Parmi les autres interventions constructives, on peut citer le rappel de la situation en ex-Yougoslavie avec les accords de Dayton et ceux du Kossovo. Une issue positive a pu être trouvée aux affrontements, certes par l'interposition d'une robuste force militaire fournie par l'OTAN, mais sous le mandat du Conseil de sécurité des Nations unies, mais aussi par la construction d'une perspective politique et des mesures globales (aide économique, Tribunal pénal spécial, aide à la démocratie, etc..) prises par la communauté internationale et ses institutions (ONU, UE, OSCE).

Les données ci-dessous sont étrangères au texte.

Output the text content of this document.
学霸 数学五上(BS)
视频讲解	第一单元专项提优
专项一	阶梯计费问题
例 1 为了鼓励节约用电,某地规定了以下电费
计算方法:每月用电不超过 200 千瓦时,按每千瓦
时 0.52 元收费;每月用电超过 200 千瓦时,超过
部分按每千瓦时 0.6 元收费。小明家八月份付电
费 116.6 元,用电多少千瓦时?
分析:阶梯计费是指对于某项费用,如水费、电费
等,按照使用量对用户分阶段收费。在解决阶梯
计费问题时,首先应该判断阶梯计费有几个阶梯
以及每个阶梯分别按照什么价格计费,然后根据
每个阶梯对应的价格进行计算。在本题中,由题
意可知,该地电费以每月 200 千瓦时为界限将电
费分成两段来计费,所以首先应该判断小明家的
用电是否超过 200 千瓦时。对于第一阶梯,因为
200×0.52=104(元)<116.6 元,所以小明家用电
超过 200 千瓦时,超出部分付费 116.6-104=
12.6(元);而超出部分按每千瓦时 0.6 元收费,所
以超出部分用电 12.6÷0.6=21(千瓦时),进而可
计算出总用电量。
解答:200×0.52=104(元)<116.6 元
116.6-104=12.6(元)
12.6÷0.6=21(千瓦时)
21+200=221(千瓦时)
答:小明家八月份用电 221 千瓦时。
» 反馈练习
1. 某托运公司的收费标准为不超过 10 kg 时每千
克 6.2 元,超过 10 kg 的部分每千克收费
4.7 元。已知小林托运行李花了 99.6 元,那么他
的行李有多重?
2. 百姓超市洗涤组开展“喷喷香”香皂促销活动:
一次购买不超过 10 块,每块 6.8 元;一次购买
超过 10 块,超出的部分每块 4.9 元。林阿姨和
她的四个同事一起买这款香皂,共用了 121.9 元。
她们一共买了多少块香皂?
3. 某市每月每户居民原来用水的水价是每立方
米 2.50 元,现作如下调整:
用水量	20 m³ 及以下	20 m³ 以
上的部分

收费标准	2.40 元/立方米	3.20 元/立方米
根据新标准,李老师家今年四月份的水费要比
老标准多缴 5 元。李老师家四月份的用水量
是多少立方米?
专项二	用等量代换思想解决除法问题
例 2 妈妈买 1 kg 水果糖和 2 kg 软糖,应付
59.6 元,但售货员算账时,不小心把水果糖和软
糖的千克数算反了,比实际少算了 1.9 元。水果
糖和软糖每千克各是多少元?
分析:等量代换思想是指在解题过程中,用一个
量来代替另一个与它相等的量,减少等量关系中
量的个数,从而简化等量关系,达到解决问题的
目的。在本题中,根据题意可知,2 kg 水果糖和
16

Peut-on mettre ces opérations au seul crédit d'une "dissuasion conventionnelle" fournie par la présence des troupes internationales, comme l'a un peu réduit à cela le général Perruche, auteur de cette intéressante contribution, ou est-on dans un autre concept que celui de la "dissuasion, celui de la "prévention active et globale", qui relève lui du politique et non plus de la force seule ? L'ensemble de mesures prises alors avaient certes pour but de "dissuader" d'une reprise des combats mais surtout elles étaient accompagnées de mesures qui ne figeaient pas la situation, comme le fait la simple posture de dissuasion classique, mais la faisaient évoluer.
La discussion du colloque n'a pas permis de creuser plus cette réflexion. j'y reviendrai dans le prochain article.